Ackman’s latest mic drop
Bill Ackman has added Microsoft to Pershing Square’s core holdings, and he’s not exactly whispering about it. The hedge fund manager says the software giant’s stake in OpenAI could be worth about $200 billion — a chunky slice of value that, in his view, the market hasn’t fully priced in yet.
Why this matters to your portfolio
This is less “random stock pick” and more “the smart-money version of, ‘Wait, this thing is on sale?’” Ackman says Pershing started building the position in February, after Microsoft’s fiscal Q2 results knocked the shares lower. Since then, the stock has still been under pressure, down 12% year to date and more than a quarter off its peak.

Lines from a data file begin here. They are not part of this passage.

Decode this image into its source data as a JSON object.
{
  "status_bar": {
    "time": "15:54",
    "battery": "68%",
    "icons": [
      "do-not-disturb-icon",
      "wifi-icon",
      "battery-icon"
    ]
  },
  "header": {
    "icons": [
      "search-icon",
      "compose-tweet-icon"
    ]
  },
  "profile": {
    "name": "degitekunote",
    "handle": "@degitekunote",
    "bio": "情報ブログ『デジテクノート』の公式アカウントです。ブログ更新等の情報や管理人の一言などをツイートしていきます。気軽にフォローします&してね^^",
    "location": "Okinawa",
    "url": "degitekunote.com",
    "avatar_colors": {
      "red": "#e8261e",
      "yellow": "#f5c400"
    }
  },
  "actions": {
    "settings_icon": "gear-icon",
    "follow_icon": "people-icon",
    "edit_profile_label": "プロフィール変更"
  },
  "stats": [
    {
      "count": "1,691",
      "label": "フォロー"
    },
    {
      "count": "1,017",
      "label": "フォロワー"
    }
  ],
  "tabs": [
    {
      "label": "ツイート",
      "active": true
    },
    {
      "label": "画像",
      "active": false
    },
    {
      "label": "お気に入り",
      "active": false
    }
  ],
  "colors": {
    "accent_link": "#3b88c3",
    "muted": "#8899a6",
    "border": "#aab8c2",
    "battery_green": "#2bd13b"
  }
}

The AI math is doing a lot of lifting
Ackman’s pitch is that Microsoft looks expensive only if you squint at the headline multiple and ignore the OpenAI stake. He also likes the company’s shift toward a hybrid pricing model in Microsoft 365, where AI usage can generate more revenue instead of being trapped in old-school per-seat pricing.
Meanwhile, Azure is still flexing, Copilot is getting pushed hard by CEO Satya Nadella, and Microsoft is throwing serious cash at capex — about $190 billion for calendar 2026, with most of it aimed at servers and networking gear.
Big picture
If Ackman is right, Microsoft isn’t just a cloud-and-office giant anymore. It’s a giant with a giant AI option attached — and that’s the kind of setup investors love to overthink until the stock starts moving again.